Я все же решил проверить, насколько она сечет мои мысли. Ничего, стерпит — я старался думать как можно четче, — на войне как на войне.
Она чуть сморщила лоб, но серьезной реакции не было. Значит, не врала, когда говорила, что этот эффект, успевший уже мне поднадоесть, будет быстро угасать.
— Ладно, дела так дела, — проворчал я, спуская ноги на пол. — Значит, ждут те, кто ждут? Придется надеть пиджак.
Я жестко запретил себе думать, зачем, несмотря на жару, мне понадобился пиджак, и она мою реплику проглотила исправно, даже снисходительно улыбнулась: сыщик, мол, что с него взять… Отлично, мамзель, так держать.
Наскоро одевшись и умывшись, я вслед за ней спустился по винтовой лестнице и проследовал в кабинет профессора.
За столом кроме него сидели еще двое, и мне это не понравилось: три человека за столом всегда напоминают о судебном заседании.
Для меня стояло кресло напротив них, а Полина села у стола сбоку — все в точку, подсудимый и секретарь.
Херня все это, дурацкая лирика, решил я. В конце концов, не таких видал: как сядете, так и слезете.

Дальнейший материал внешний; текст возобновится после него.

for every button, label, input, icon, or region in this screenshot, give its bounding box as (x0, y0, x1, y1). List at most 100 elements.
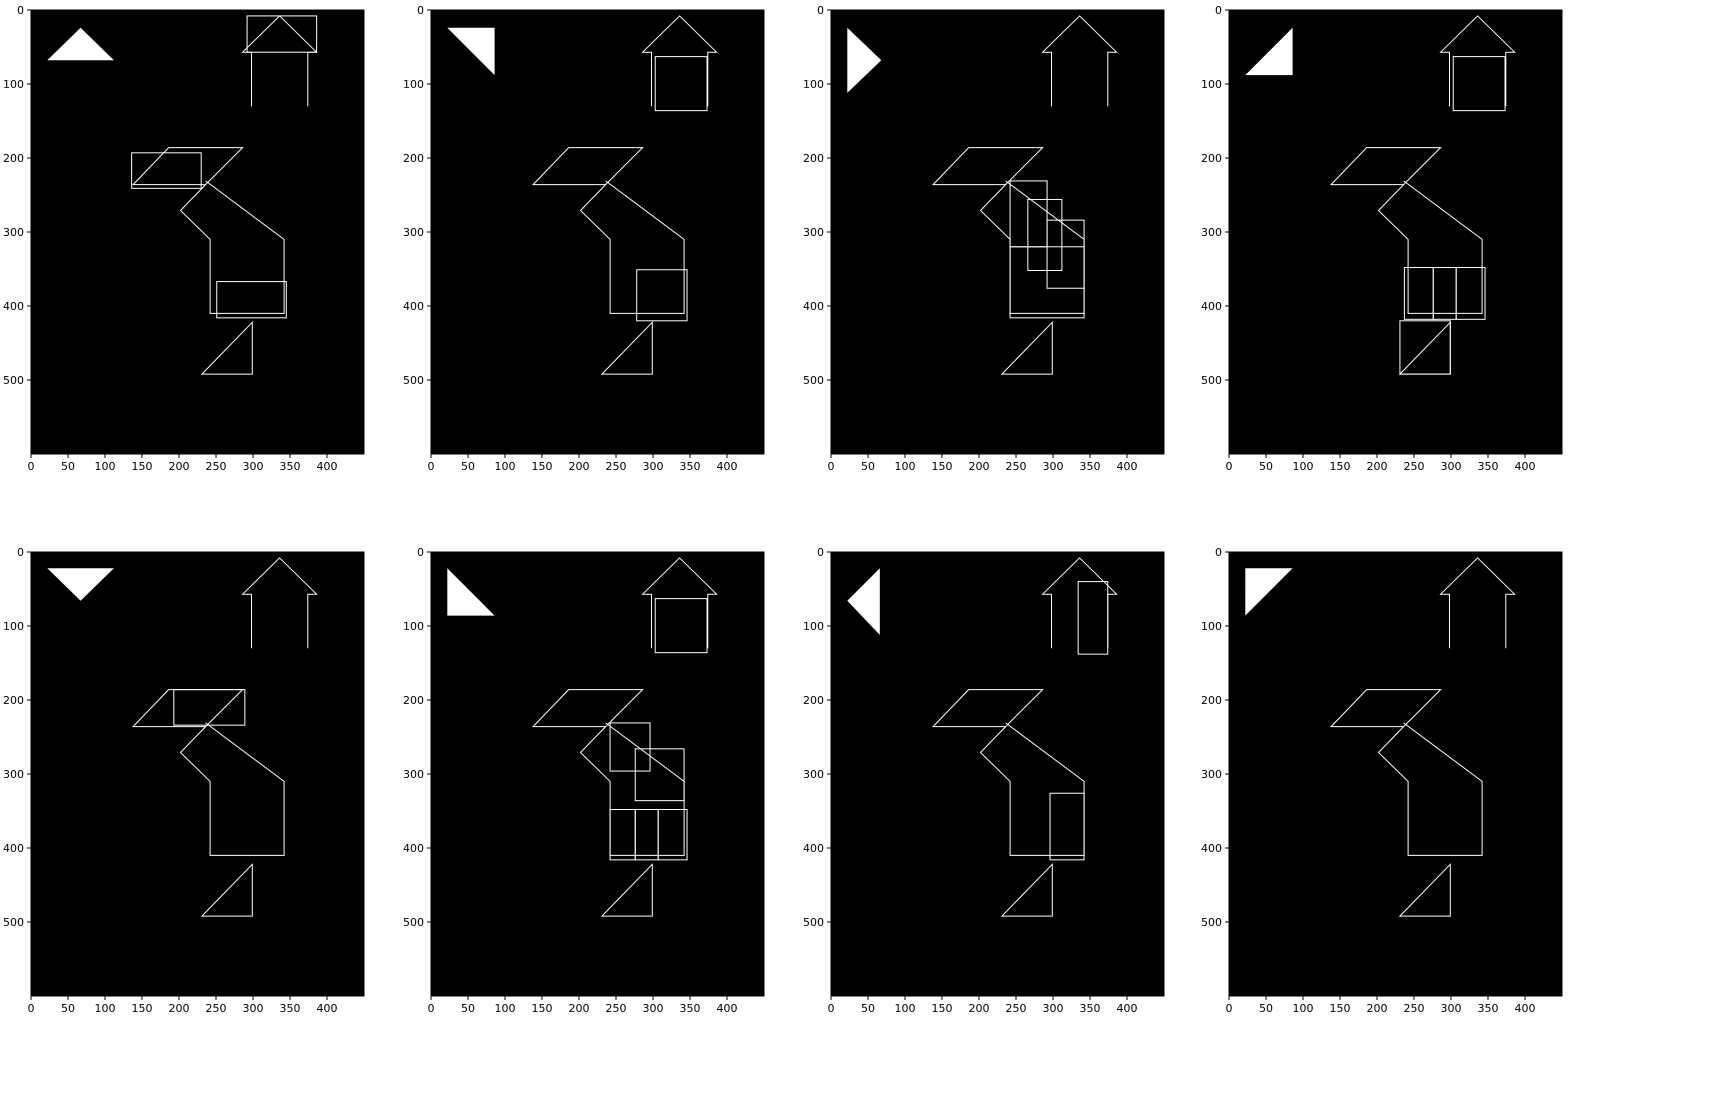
x-tick-label: 0 (428, 460, 435, 473)
panel-6: 0 50 100 150 200 250 300 350 400 0 100 200 300 400 500 (403, 546, 765, 1015)
x-tick-label: 300 (1043, 460, 1064, 473)
y-tick-label: 500 (803, 374, 824, 387)
x-tick-label: 100 (1293, 1002, 1314, 1015)
house-outline (641, 15, 718, 107)
x-tick-label: 0 (28, 1002, 35, 1015)
y-tick-label: 300 (1201, 768, 1222, 781)
x-tick-label: 250 (206, 460, 227, 473)
x-tick-label: 100 (495, 1002, 516, 1015)
plot-background (431, 10, 764, 454)
house-outline (1439, 15, 1516, 107)
y-tick-label: 300 (803, 226, 824, 239)
plot-background (831, 10, 1164, 454)
y-tick-label: 0 (417, 546, 424, 559)
y-tick-label: 400 (803, 300, 824, 313)
x-tick-label: 350 (680, 1002, 701, 1015)
plot-background (31, 552, 364, 996)
x-tick-label: 100 (95, 1002, 116, 1015)
x-tick-label: 100 (495, 460, 516, 473)
y-tick-label: 0 (417, 4, 424, 17)
y-tick-label: 0 (817, 546, 824, 559)
x-tick-label: 200 (969, 460, 990, 473)
x-tick-label: 0 (28, 460, 35, 473)
x-tick-label: 250 (1006, 1002, 1027, 1015)
candidate-box (1455, 267, 1486, 320)
x-tick-label: 300 (243, 1002, 264, 1015)
x-tick-label: 50 (461, 460, 475, 473)
candidate-box (1049, 792, 1085, 861)
candidate-box (1399, 320, 1451, 375)
candidate-box (131, 152, 202, 189)
y-tick-label: 300 (1201, 226, 1222, 239)
panel-8: 0 50 100 150 200 250 300 350 400 0 100 200 300 400 500 (1201, 546, 1563, 1015)
x-tick-label: 200 (1367, 1002, 1388, 1015)
y-tick-label: 300 (803, 768, 824, 781)
x-tick-label: 300 (1043, 1002, 1064, 1015)
x-tick-label: 150 (132, 1002, 153, 1015)
x-tick-label: 400 (317, 460, 338, 473)
y-tick-label: 300 (3, 226, 24, 239)
y-tick-label: 400 (803, 842, 824, 855)
x-tick-label: 400 (1515, 460, 1536, 473)
small-triangle-outline (1398, 863, 1451, 917)
plot-background (31, 10, 364, 454)
small-triangle-outline (200, 863, 253, 917)
y-tick-label: 300 (403, 768, 424, 781)
x-tick-label: 200 (569, 1002, 590, 1015)
x-tick-label: 0 (828, 460, 835, 473)
x-tick-label: 100 (895, 460, 916, 473)
y-tick-label: 500 (3, 374, 24, 387)
small-triangle-outline (600, 863, 653, 917)
panel-4: 0 50 100 150 200 250 300 350 400 0 100 200 300 400 500 (1201, 4, 1563, 473)
x-tick-label: 250 (606, 1002, 627, 1015)
y-tick-label: 400 (3, 300, 24, 313)
x-tick-label: 300 (1441, 460, 1462, 473)
x-tick-label: 300 (243, 460, 264, 473)
x-tick-label: 0 (1226, 460, 1233, 473)
candidate-box (1452, 56, 1506, 112)
plot-background (1229, 10, 1562, 454)
y-tick-label: 0 (1215, 546, 1222, 559)
y-tick-label: 500 (3, 916, 24, 929)
small-triangle-outline (1000, 321, 1053, 375)
house-outline (1439, 557, 1516, 649)
x-tick-label: 50 (1259, 460, 1273, 473)
house-outline (241, 557, 318, 649)
y-tick-label: 200 (1201, 152, 1222, 165)
y-tick-label: 100 (1201, 620, 1222, 633)
y-tick-label: 400 (403, 300, 424, 313)
x-tick-label: 0 (828, 1002, 835, 1015)
y-tick-label: 400 (1201, 300, 1222, 313)
corner-triangle (447, 568, 495, 616)
parallelogram-outline (931, 147, 1044, 186)
x-tick-label: 350 (280, 460, 301, 473)
x-tick-label: 350 (1080, 460, 1101, 473)
x-tick-label: 50 (61, 1002, 75, 1015)
candidate-box (1027, 198, 1063, 271)
y-tick-label: 100 (403, 620, 424, 633)
y-tick-label: 100 (1201, 78, 1222, 91)
panel-1: 0 50 100 150 200 250 300 350 400 0 100 200 300 400 500 (3, 4, 365, 473)
x-tick-label: 100 (895, 1002, 916, 1015)
y-tick-label: 200 (1201, 694, 1222, 707)
panel-3: 0 50 100 150 200 250 300 350 400 0 100 200 300 400 500 (803, 4, 1165, 473)
x-tick-label: 250 (606, 460, 627, 473)
x-tick-label: 50 (461, 1002, 475, 1015)
parallelogram-outline (531, 147, 644, 186)
x-tick-label: 250 (206, 1002, 227, 1015)
x-tick-label: 150 (132, 460, 153, 473)
x-tick-label: 350 (280, 1002, 301, 1015)
x-tick-label: 250 (1404, 460, 1425, 473)
panel-5: 0 50 100 150 200 250 300 350 400 0 100 200 300 400 500 (3, 546, 365, 1015)
x-tick-label: 350 (1478, 460, 1499, 473)
y-tick-label: 100 (803, 78, 824, 91)
candidate-box (636, 269, 688, 322)
small-triangle-outline (600, 321, 653, 375)
candidate-box (634, 748, 685, 802)
y-tick-label: 500 (403, 374, 424, 387)
x-tick-label: 350 (1080, 1002, 1101, 1015)
x-tick-label: 150 (932, 1002, 953, 1015)
y-tick-label: 500 (1201, 374, 1222, 387)
candidate-box (609, 722, 651, 772)
y-tick-label: 300 (3, 768, 24, 781)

Они не спешили начать разговор, довольно глупо, с моей точки зрения, переглядываясь, и я стал их осторожно рассматривать, старательно сохраняя сонное выражение лица.
Профессор, как обычно, выглядел этаким европейцем с благостной улыбкой на гладкой физиономии, но сквозь улыбочку было видно, морда у него и в самом деле довольная, надо думать, оттого, что откопал для своих дружков такой экземпляр, как я.
Отсюда следовал первый вывод: на меня хотят сделать какую-то ставку. Слева от старикана сидел человек неопределенного возраста — с одинаковым успехом ему можно было дать от пятидесяти до ста. Из-под круглого голого и с виду очень твердого черепа неподвижно глядели выцветшие белесые глаза. Вылитый Фантомас, подумал я. Третий игрок этой команды выглядел не старше пятидесяти и привлекал внимание черной лохматой шевелюрой с резко очерченным треугольником белых волос над левым ухом, и казалось, что это не седина, а просто такой окрас, как у зверя с пятнистой шкурой. Несмотря на массивность торса, он был по-обезьяньи подвижен и все время ерзал, пристраиваясь в своем кресле. Он ощупывал меня маслянистым взглядом выпуклых черных глаз, с той специфической липкостью, по которой я безошибочно узнавал голубых. Я их и вообще-то недолюбливал, а этот пялился так настырно, что я авансом сделал зарубку, при случае поучить его пристойному поведению.